So, it’s April 3 for at least another couple of hours on the west coast, and I’d like to honor my dear Dad on his birthday.
If you know my dad, you know that he wears his heart on his sleeve, tearing up with joy (or sadness) at the tiniest provocation–and this only gets more intense as he gets older. Years ago, he would raise a glass at the family dinner table to give a holiday toast and barely get a few words out before getting choked up. Now he just raises a glass and gets choked up wordlessly and we all laugh/cry and clink glasses and know what he was going to say: I’m so happy we’re all together.
I am starting with the tears because I’m sitting here teary as I consider all the things I could write.
My dad is someone who truly lives in the moment. He can get deeply happy about a cheddar cheese sandwich with kalamata olives and Miracle Whip. He will enthusiastically invite you to try one of his margaritas like they were just invented. He can’t wait to tell you about the YouTube videos he stumbled on, or the treasure he just found at the antique store for $30, or the crazy story he heard from some guy he met today at the tennis court. He treats everyone with deep interest and respect, whether at a dinner party or the grocery store. “How’s your day going?”
My dad has been wearing his collar up since before it was cool. Usually with a handkerchief tied around his neck. His sense of style is timeless.
Most important to me over the years is that my dad has always Been There for my sisters and me. I mean that literally and figuratively–he worked from home starting when I was in kindergarten, which meant that he was my Room Dad in school (likely inaugurating the title of Room Dad as this was in the 70s). Our parents were (and are) Around.
He took us on roadtrips to visit his parents in New England–his own father truly his opposite, an engineer who missed social cues, barked orders, and didn’t particularly express love. His mom, on the other hand, my sweet namesake, is where he got the goods.

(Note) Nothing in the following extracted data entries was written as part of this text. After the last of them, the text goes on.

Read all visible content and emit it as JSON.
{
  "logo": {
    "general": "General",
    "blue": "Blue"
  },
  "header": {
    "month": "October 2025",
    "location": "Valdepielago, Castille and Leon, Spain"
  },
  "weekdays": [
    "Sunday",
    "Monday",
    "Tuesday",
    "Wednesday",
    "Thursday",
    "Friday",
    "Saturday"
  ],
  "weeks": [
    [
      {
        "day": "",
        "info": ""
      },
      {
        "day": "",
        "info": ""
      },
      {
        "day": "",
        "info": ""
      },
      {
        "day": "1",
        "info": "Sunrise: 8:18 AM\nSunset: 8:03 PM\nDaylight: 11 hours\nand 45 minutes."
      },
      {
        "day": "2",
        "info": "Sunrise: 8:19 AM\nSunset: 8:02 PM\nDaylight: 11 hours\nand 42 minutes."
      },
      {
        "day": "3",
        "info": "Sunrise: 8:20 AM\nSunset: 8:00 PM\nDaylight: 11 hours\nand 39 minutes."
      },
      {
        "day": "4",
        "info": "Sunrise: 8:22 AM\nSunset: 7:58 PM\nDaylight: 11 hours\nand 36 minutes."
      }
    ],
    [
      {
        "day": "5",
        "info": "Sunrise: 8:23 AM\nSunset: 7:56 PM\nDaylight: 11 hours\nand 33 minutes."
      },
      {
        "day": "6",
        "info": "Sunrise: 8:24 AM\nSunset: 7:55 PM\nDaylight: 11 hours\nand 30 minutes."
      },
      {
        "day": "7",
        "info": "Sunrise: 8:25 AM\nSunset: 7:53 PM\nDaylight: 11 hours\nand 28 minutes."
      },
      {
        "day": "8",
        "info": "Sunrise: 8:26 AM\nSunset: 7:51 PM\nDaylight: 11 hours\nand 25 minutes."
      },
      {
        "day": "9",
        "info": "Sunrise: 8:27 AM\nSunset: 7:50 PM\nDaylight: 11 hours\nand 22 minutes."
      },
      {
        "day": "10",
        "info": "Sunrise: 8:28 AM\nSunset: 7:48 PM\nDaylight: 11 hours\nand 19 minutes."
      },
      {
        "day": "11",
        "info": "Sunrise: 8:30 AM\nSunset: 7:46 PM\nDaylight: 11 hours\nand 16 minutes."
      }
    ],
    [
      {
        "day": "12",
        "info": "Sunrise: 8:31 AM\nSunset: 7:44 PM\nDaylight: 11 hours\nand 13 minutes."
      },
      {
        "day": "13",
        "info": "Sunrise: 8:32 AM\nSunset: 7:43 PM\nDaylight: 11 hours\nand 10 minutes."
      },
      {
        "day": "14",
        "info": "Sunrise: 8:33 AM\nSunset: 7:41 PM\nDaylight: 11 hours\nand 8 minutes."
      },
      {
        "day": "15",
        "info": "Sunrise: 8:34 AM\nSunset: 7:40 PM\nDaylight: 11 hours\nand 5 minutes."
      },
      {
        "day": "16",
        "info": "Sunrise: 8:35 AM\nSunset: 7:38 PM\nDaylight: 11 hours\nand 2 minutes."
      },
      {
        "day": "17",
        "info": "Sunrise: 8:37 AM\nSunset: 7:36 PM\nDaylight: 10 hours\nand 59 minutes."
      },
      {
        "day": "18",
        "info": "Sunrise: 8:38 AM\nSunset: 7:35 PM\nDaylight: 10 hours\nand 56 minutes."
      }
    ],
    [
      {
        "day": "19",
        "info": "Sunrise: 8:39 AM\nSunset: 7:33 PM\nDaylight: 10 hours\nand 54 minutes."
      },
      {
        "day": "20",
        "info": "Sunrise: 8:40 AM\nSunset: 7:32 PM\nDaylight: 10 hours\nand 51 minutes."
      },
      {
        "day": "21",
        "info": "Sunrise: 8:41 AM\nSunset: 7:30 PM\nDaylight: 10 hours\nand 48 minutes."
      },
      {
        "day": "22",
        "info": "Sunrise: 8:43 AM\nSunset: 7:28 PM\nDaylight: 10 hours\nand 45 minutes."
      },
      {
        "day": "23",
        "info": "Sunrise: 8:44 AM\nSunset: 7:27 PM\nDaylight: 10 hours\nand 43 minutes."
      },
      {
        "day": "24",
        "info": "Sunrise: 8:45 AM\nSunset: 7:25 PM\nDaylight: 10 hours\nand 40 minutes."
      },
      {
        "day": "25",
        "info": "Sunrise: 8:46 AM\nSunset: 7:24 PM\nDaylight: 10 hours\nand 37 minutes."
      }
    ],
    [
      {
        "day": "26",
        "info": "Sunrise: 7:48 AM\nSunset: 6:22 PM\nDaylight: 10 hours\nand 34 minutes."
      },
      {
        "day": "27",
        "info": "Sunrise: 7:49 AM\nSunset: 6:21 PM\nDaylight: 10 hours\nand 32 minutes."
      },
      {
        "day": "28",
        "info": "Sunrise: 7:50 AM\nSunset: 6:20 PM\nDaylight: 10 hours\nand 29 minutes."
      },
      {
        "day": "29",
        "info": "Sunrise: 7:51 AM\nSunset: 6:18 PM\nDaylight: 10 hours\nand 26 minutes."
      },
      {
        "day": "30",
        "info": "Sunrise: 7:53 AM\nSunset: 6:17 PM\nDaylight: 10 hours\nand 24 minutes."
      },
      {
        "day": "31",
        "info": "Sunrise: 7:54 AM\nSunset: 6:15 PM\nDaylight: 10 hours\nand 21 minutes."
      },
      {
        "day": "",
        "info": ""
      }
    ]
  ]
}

These days, we do an incredibly good job of getting together despite being far apart, still giving each other the gift of Time. We talk on the phone. We Skype. We fly several times a year and pile into someone’s house.
Recently, my dad emailed me after reading a post to tell me how happy is that he’s my dad. And I just know that his dad didn’t tell him that, and many dads don’t tell their kids that, and my kid won’t ever hear that because he or she won’t even have a dad. And I feel so lucky that I’m his daughter. And excited that my kid will have a Grandpa Cha Cha.
There is no bigger supporter of the Solo Mama Project. My parents are tied for first place.
I remember my dad coming home from the hospital to bring me the news of the birth of each of my sisters. I remember sitting with him on the stairs while he wept with joy.
Thanks for keeping the joy flowing, Dad.